Erol Özgür Doğuş, Şenocak Şimal, Özçimen Burcu, Güney Esken Gülen, Kiliç Hasan Basri, Kocaefe Çetin, VAN Til Niek P, Aerts Kaya Fatima
Department of Stem Cell Sciences, Center for Stem Cell Research and Development, Graduate School of Health Sciences, Hacettepe University, Ankara, Turkiye.
Hacettepe University Advanced Technologies Application and Research Center, Hacettepe University, Ankara, Turkiye.
Turk J Biol. 2024 Jul 31;48(5):290-298. doi: 10.55730/1300-0152.2705. eCollection 2024.
BACKGROUND/AIM: Griscelli Syndrome Type 2 (GS-2) is a rare, inherited immune deficiency caused by a mutation in the gene. The current treatment consists of hematopoietic stem cell transplantation, but a lack of suitable donors warrants the development of alternative treatment strategies, including gene therapy. The development of mutation-specific clustered regularly interspaced palindromic repeats (CRISPR)/Cas9 gene editing technology has opened the way for custom-designed gene correction of patient-derived stem cells. In this study, we aimed to custom design CRISPR/Cas9 constructs and test their efficiency on homology-directed repair (HDR) on the correction of exon 3 and exon 7 mutations in the gene of GS-2 patient-derived mesenchymal stem cells (MSCs) and induced pluripotent stem cells.
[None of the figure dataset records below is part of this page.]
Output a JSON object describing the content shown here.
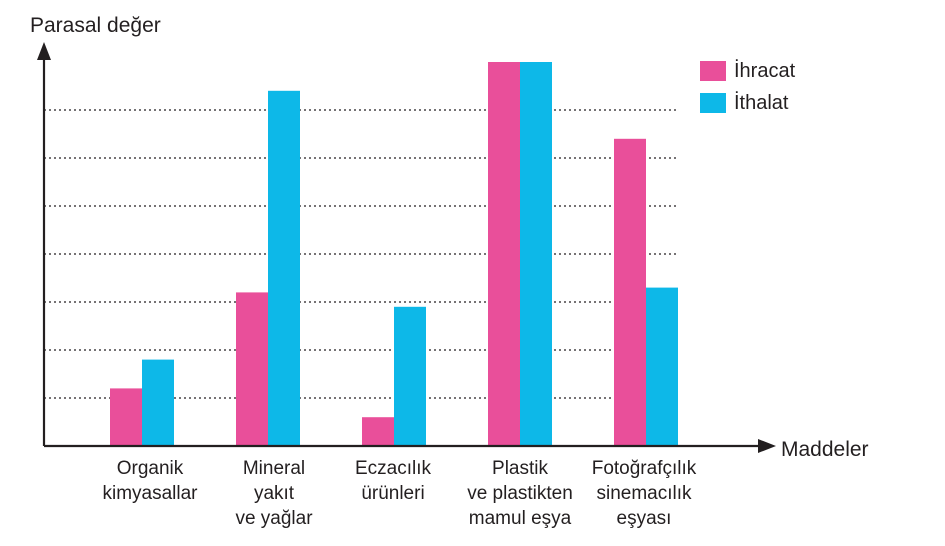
{
  "chart_data": {
    "type": "bar",
    "ylabel": "Parasal değer",
    "xlabel": "Maddeler",
    "categories": [
      "Organik\nkimyasallar",
      "Mineral\nyakıt\nve yağlar",
      "Eczacılık\nürünleri",
      "Plastik\nve plastikten\nmamul eşya",
      "Fotoğrafçılık\nsinemacılık\neşyası"
    ],
    "series": [
      {
        "name": "İhracat",
        "color": "#e94f9a",
        "values": [
          1.2,
          3.2,
          0.6,
          8.0,
          6.4
        ]
      },
      {
        "name": "İthalat",
        "color": "#0db8e8",
        "values": [
          1.8,
          7.4,
          2.9,
          8.0,
          3.3
        ]
      }
    ],
    "ylim": [
      0,
      8.5
    ],
    "grid": "dotted",
    "legend": "top-right"
  }
}
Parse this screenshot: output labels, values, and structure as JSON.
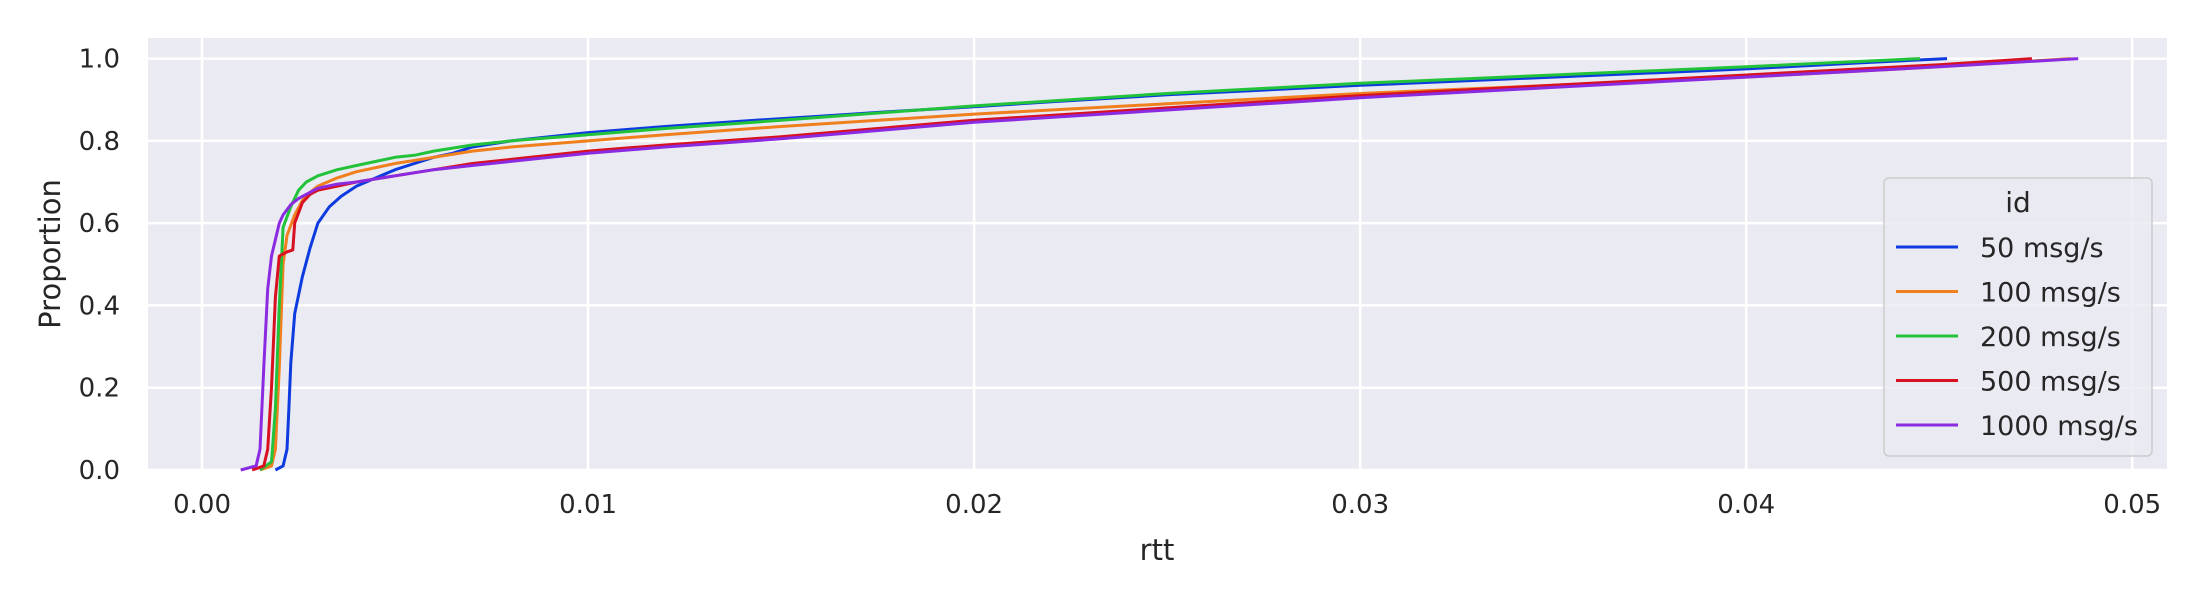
{
  "chart_data": {
    "type": "line",
    "kind": "ecdf",
    "title": "",
    "xlabel": "rtt",
    "ylabel": "Proportion",
    "xlim": [
      -0.0014,
      0.0509
    ],
    "ylim": [
      0,
      1.05
    ],
    "xticks": [
      0.0,
      0.01,
      0.02,
      0.03,
      0.04,
      0.05
    ],
    "xtick_labels": [
      "0.00",
      "0.01",
      "0.02",
      "0.03",
      "0.04",
      "0.05"
    ],
    "yticks": [
      0.0,
      0.2,
      0.4,
      0.6,
      0.8,
      1.0
    ],
    "ytick_labels": [
      "0.0",
      "0.2",
      "0.4",
      "0.6",
      "0.8",
      "1.0"
    ],
    "grid": true,
    "background": "#eaeaf2",
    "legend": {
      "title": "id",
      "placement": "center-right"
    },
    "series": [
      {
        "name": "50 msg/s",
        "color": "#0d3be0",
        "x": [
          0.0019,
          0.0021,
          0.0022,
          0.00225,
          0.0023,
          0.0024,
          0.0026,
          0.0028,
          0.003,
          0.0033,
          0.0036,
          0.004,
          0.0045,
          0.005,
          0.0055,
          0.006,
          0.0065,
          0.007,
          0.008,
          0.009,
          0.01,
          0.012,
          0.014,
          0.016,
          0.018,
          0.02,
          0.022,
          0.025,
          0.03,
          0.035,
          0.04,
          0.043,
          0.0452
        ],
        "y": [
          0.0,
          0.01,
          0.05,
          0.15,
          0.26,
          0.38,
          0.47,
          0.54,
          0.6,
          0.64,
          0.665,
          0.69,
          0.71,
          0.73,
          0.745,
          0.76,
          0.77,
          0.785,
          0.8,
          0.81,
          0.82,
          0.835,
          0.848,
          0.86,
          0.872,
          0.883,
          0.895,
          0.912,
          0.935,
          0.955,
          0.975,
          0.99,
          1.0
        ]
      },
      {
        "name": "100 msg/s",
        "color": "#f07f1e",
        "x": [
          0.0015,
          0.0018,
          0.0019,
          0.002,
          0.0021,
          0.0022,
          0.0024,
          0.0026,
          0.0028,
          0.003,
          0.0035,
          0.004,
          0.005,
          0.006,
          0.007,
          0.008,
          0.01,
          0.012,
          0.015,
          0.02,
          0.025,
          0.03,
          0.035,
          0.04,
          0.045,
          0.0484
        ],
        "y": [
          0.0,
          0.01,
          0.05,
          0.25,
          0.5,
          0.57,
          0.62,
          0.655,
          0.675,
          0.69,
          0.71,
          0.725,
          0.745,
          0.76,
          0.775,
          0.785,
          0.8,
          0.815,
          0.835,
          0.865,
          0.89,
          0.915,
          0.935,
          0.955,
          0.98,
          1.0
        ]
      },
      {
        "name": "200 msg/s",
        "color": "#22c33a",
        "x": [
          0.0015,
          0.0018,
          0.0019,
          0.002,
          0.0021,
          0.0023,
          0.0025,
          0.0027,
          0.003,
          0.0035,
          0.004,
          0.0045,
          0.005,
          0.0055,
          0.006,
          0.007,
          0.008,
          0.01,
          0.012,
          0.015,
          0.02,
          0.025,
          0.03,
          0.035,
          0.04,
          0.0445
        ],
        "y": [
          0.0,
          0.02,
          0.15,
          0.4,
          0.59,
          0.64,
          0.68,
          0.7,
          0.715,
          0.73,
          0.74,
          0.75,
          0.76,
          0.765,
          0.775,
          0.79,
          0.8,
          0.815,
          0.83,
          0.85,
          0.885,
          0.915,
          0.94,
          0.96,
          0.98,
          1.0
        ]
      },
      {
        "name": "500 msg/s",
        "color": "#d81120",
        "x": [
          0.0013,
          0.0016,
          0.0017,
          0.0018,
          0.0019,
          0.002,
          0.0021,
          0.0022,
          0.00235,
          0.0024,
          0.0026,
          0.0028,
          0.003,
          0.0035,
          0.004,
          0.005,
          0.006,
          0.007,
          0.008,
          0.009,
          0.01,
          0.012,
          0.015,
          0.02,
          0.025,
          0.03,
          0.035,
          0.04,
          0.045,
          0.0474
        ],
        "y": [
          0.0,
          0.01,
          0.05,
          0.2,
          0.42,
          0.52,
          0.525,
          0.53,
          0.535,
          0.6,
          0.65,
          0.67,
          0.68,
          0.69,
          0.7,
          0.715,
          0.73,
          0.745,
          0.755,
          0.765,
          0.775,
          0.79,
          0.81,
          0.85,
          0.88,
          0.91,
          0.935,
          0.96,
          0.985,
          1.0
        ]
      },
      {
        "name": "1000 msg/s",
        "color": "#8a2be2",
        "x": [
          0.001,
          0.0014,
          0.0015,
          0.0016,
          0.0017,
          0.0018,
          0.0019,
          0.002,
          0.0021,
          0.0023,
          0.0025,
          0.0028,
          0.003,
          0.0035,
          0.004,
          0.005,
          0.006,
          0.007,
          0.008,
          0.01,
          0.012,
          0.015,
          0.02,
          0.025,
          0.03,
          0.035,
          0.04,
          0.045,
          0.0486
        ],
        "y": [
          0.0,
          0.01,
          0.05,
          0.25,
          0.44,
          0.52,
          0.56,
          0.6,
          0.62,
          0.645,
          0.66,
          0.675,
          0.685,
          0.695,
          0.7,
          0.715,
          0.73,
          0.74,
          0.75,
          0.77,
          0.785,
          0.805,
          0.845,
          0.875,
          0.905,
          0.93,
          0.955,
          0.98,
          1.0
        ]
      }
    ]
  }
}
We assessed gene and protein expression using qRT-PCR, Western Blot, and immune fluorescence in GS-2 patient-derived MSCs and induced pluripotent stem cells (iPSCs). Guide RNAs (gRNAs) and donor DNAs were designed based on patient mutations in exon 3 and exon 7 using the CHOPCHOP online tool and transfected into GS-2 MSCs and iPSCs by electroporation. The cells were cultured for 2 days and then used for mutation analysis using DNA sequencing.
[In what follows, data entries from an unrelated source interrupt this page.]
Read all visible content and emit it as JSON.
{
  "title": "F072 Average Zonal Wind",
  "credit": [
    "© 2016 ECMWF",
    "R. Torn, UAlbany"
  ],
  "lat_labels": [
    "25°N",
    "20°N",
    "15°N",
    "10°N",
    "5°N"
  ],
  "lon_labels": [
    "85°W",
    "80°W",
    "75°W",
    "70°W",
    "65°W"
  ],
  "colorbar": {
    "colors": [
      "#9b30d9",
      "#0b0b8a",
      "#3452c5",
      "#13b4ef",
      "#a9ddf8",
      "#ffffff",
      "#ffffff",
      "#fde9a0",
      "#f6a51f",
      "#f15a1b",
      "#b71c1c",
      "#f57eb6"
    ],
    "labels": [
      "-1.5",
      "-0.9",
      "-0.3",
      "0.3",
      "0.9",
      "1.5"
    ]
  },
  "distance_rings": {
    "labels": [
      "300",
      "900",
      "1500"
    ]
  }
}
MSCs and iPSCs from the GS-2 patients lacked gene and protein expression. After gRNA and donor DNAs were designed and optimized, we found HDR efficiency with gRNA3.3 (10% efficiency) and gRNA7.3 (27% efficiency) for MSCs but lower efficiency in iPSCs (<5%). However, transfection of both MSCs and iPSCs resulted in massive cell death, loss of colony formation, and spontaneous differentiation.
The use of CRISPR/Cas9 to genetically correct MSCs and iPSCs from GS-2 patients with different mutations through HDR is feasible but requires optimization of the procedure to reduce cell death and improve stem cell function before clinical application.
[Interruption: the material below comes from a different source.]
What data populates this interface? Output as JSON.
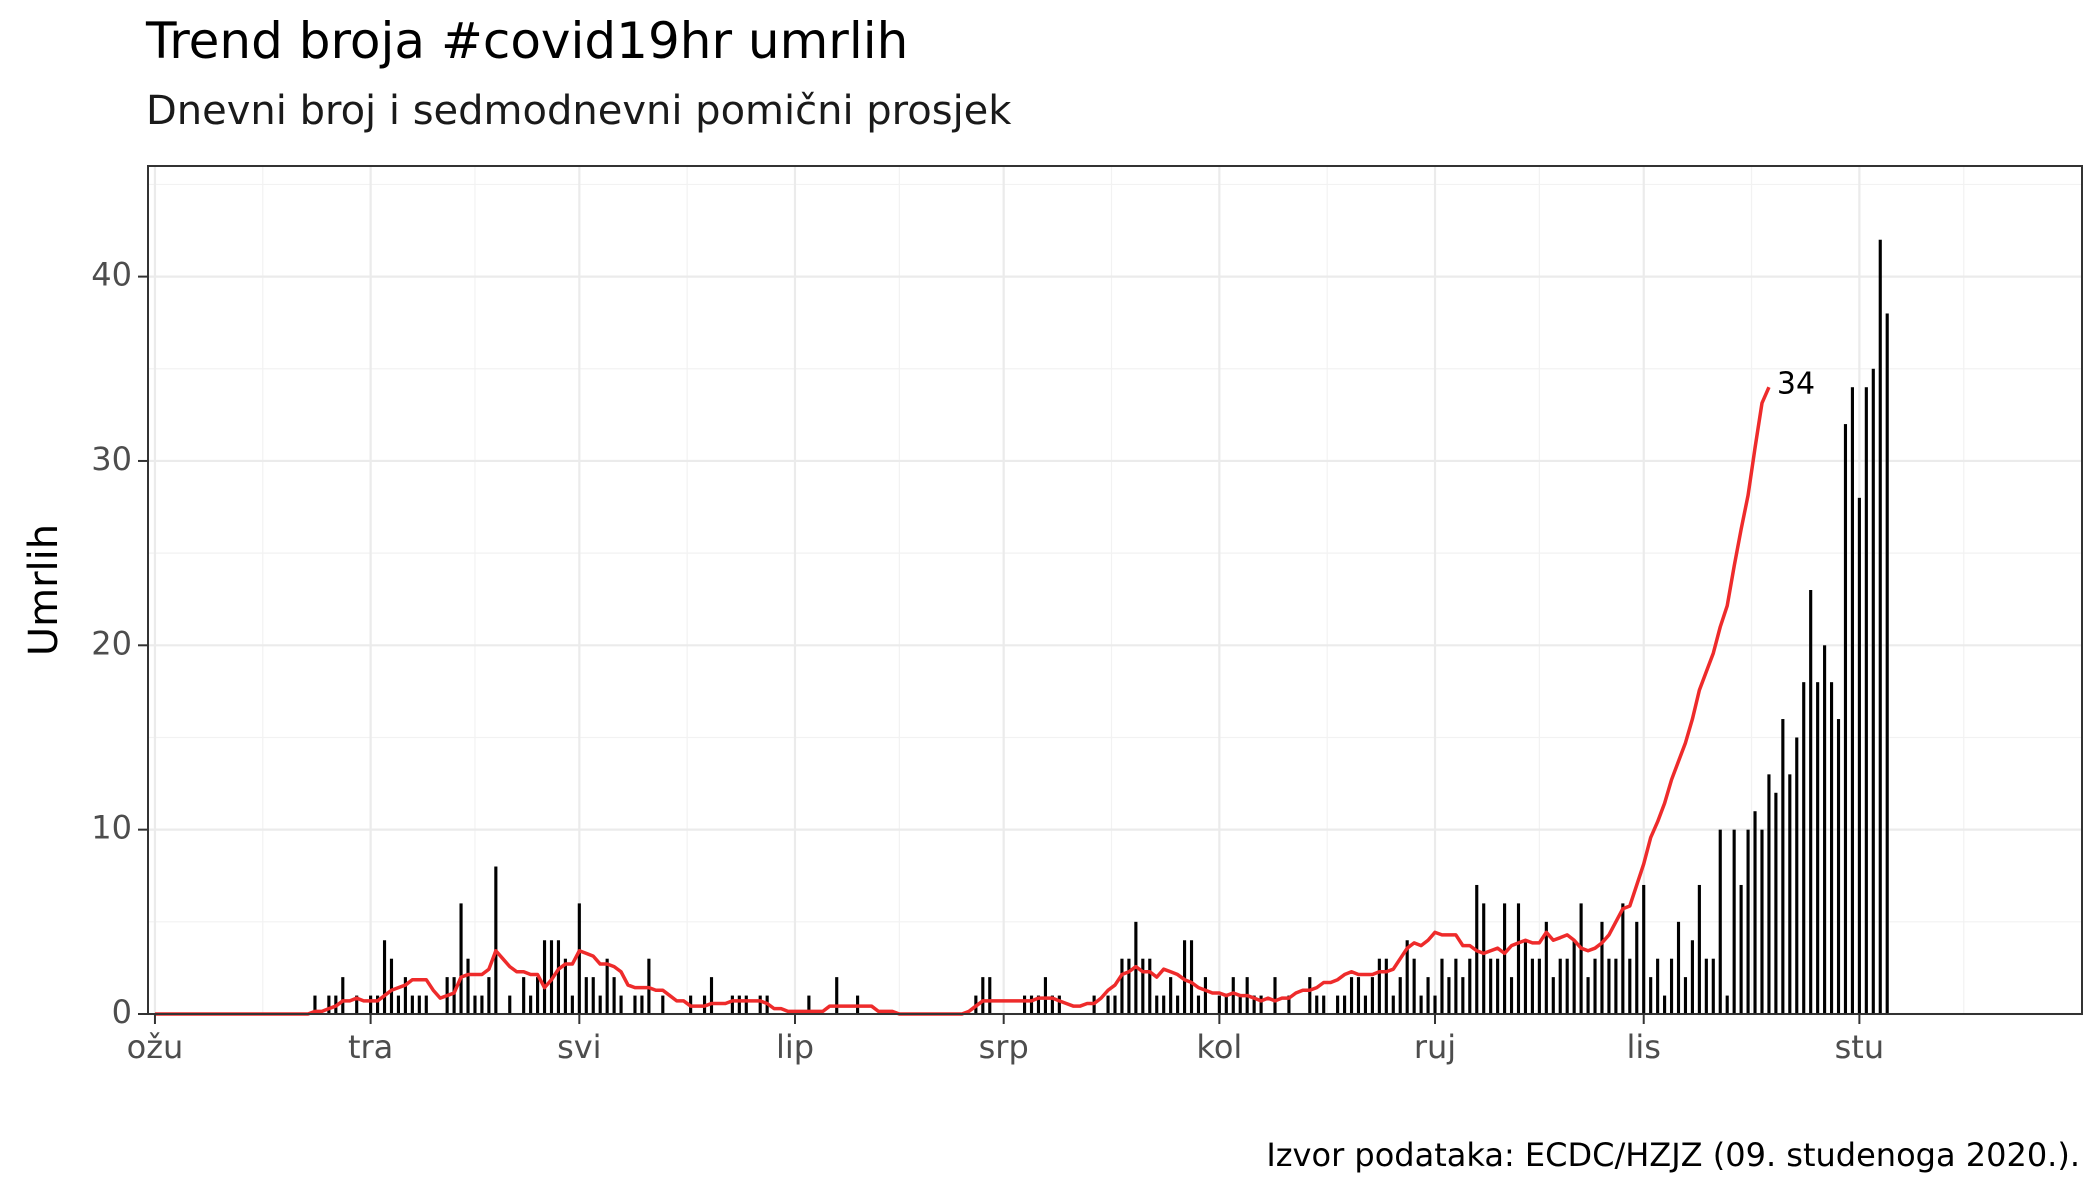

背景/目的:2型格里塞利综合征(GS-2)是一种由该基因突变引起的罕见遗传性免疫缺陷病。目前的治疗方法是造血干细胞移植,但缺乏合适的供体促使人们开发替代治疗策略,包括基因治疗。突变特异性成簇规律间隔回文重复序列(CRISPR)/Cas9基因编辑技术的发展为对患者来源的干细胞进行定制化基因校正开辟了道路。在本研究中,我们旨在定制设计CRISPR/Cas9构建体,并测试其对GS-2患者来源的间充质干细胞(MSCs)和诱导多能干细胞中外显子3和外显子7突变进行同源定向修复(HDR)的效率。
我们使用qRT-PCR、蛋白质免疫印迹和免疫荧光评估了GS-2患者来源的MSCs和诱导多能干细胞(iPSCs)中的该基因和蛋白表达。使用CHOPCHOP在线工具根据外显子3和外显子7中的患者突变设计向导RNA(gRNAs)和供体DNA,并通过电穿孔转染到GS-2 MSCs和iPSCs中。将细胞培养2天,然后用于DNA测序进行突变分析。
GS-2患者的MSCs和iPSCs缺乏该基因和蛋白表达。在设计并优化gRNA和供体DNA后,我们发现MSCs使用gRNA3.3(效率为10%)和gRNA7.3(效率为27%)时HDR效率较高,但iPSCs中的效率较低(<5%)。然而,MSCs和iPSCs的转染均导致大量细胞死亡、集落形成丧失和自发分化。
通过HDR使用CRISPR/Cas9对患有不同突变的GS-2患者的MSCs和iPSCs进行基因校正是可行的,但在临床应用前需要优化该程序以减少细胞死亡并改善干细胞功能。